It's very important to realize that Standard Library containers are semi-open ranges [begin, end), i.e. you can iterate one-past-the-end. For bidirectional (and random) iterators you can also do --end() and come back from the brink. Dereferencing one-past-the-end by *end() is undefined behavior, and so is decrementing the begin iterator by --begin() or begin() - 1. There is only one exception to this: std::forward_list which has a non-dereferenceable iterator before_begin() that satisfies ++before_begin() == begin() (but note that for a forward_list you cannot decrement begin() either).
This fundamental asymmetry for bidirectional iterators means that reverse iterators are thin wrappers around regular iterators. In most Standard Library implementations they simply contain a copy base_ of the underyling iterator.
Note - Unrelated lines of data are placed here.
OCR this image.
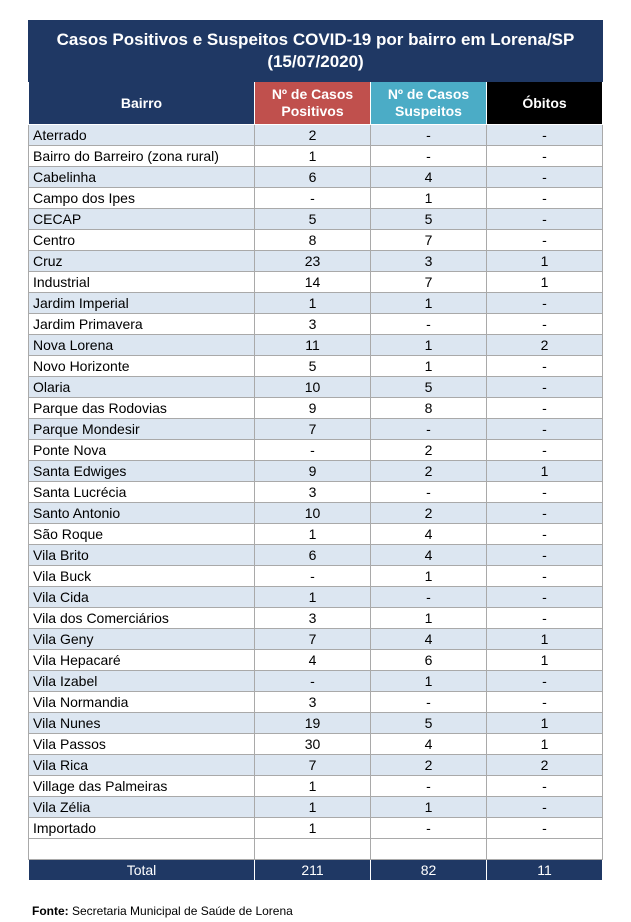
Casos Positivos e Suspeitos COVID-19 por bairro em Lorena/SP (15/07/2020)			
Bairro	Nº de Casos Positivos	Nº de Casos Suspeitos	Óbitos
Aterrado	2	-	-
Bairro do Barreiro (zona rural)	1	-	-
Cabelinha	6	4	-
Campo dos Ipes	-	1	-
CECAP	5	5	-
Centro	8	7	-
Cruz	23	3	1
Industrial	14	7	1
Jardim Imperial	1	1	-
Jardim Primavera	3	-	-
Nova Lorena	11	1	2
Novo Horizonte	5	1	-
Olaria	10	5	-
Parque das Rodovias	9	8	-
Parque Mondesir	7	-	-
Ponte Nova	-	2	-
Santa Edwiges	9	2	1
Santa Lucrécia	3	-	-
Santo Antonio	10	2	-
São Roque	1	4	-
Vila Brito	6	4	-
Vila Buck	-	1	-
Vila Cida	1	-	-
Vila dos Comerciários	3	1	-
Vila Geny	7	4	1
Vila Hepacaré	4	6	1
Vila Izabel	-	1	-
Vila Normandia	3	-	-
Vila Nunes	19	5	1
Vila Passos	30	4	1
Vila Rica	7	2	2
Village das Palmeiras	1	-	-
Vila Zélia	1	1	-
Importado	1	-	-

Total	211	82	11
Fonte: Secretaria Municipal de Saúde de Lorena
Incrementing a std::reverse_iterator calls something like --base_; return *this;, and dereferencing
it does auto old = base_; return *--old;. At no point is the underlying iterator decremented to before begin(), and no dereferencing of end() is done that way.
Below are the four ways to iterate over a container supporting bidirectional or random iterators, and the relations between the various iterators (.base() converts a std::reverse_iterator back to its underlying iterator)
#include <iomanip>
#include <iostream>
#include <iterator>
#include <map>
#include <string>
int main()
{    
    auto c = std::map<int, std::string>{ {1, "hello"}, {2, "world"} };
    
    {   // 1) forward iteratation
        auto it = begin(c);
        for (; it != end(c); ++it){}
        std::cout << std::boolalpha << (it == c.rbegin().base()) << "\n";
    }
    {   // 2) meh, backward iteration
        auto it = end(c) - 1; //end return iterator after the last element.
        for (; it != begin(c); --it){}
        std::cout << std::boolalpha << (it == c.rend().base()) << "\n";
    }
    {   // 2') better: reverse iteration
        auto it = c.rbegin();
        for (; it != c.rend(); ++it){}
        std::cout << std::boolalpha << (it.base() == begin(c)) << "\n";
    }
    {   // 1') backward reverse, better avoid this
        auto it = c.rend();
        for (; it != c.rbegin(); --it){}
        std::cout << std::boolalpha << (it.base() == end(c)) << "\n";
    }
}
Live Example
If you have data structure that should support bidirectional iteration but there are no member iterators .rbegin() or rend(), you can easily define them yourself by std::reverse_iterator(end()) and std::reverse_iterator(begin()), respectively (this is also the way the Standard Library usually implements them).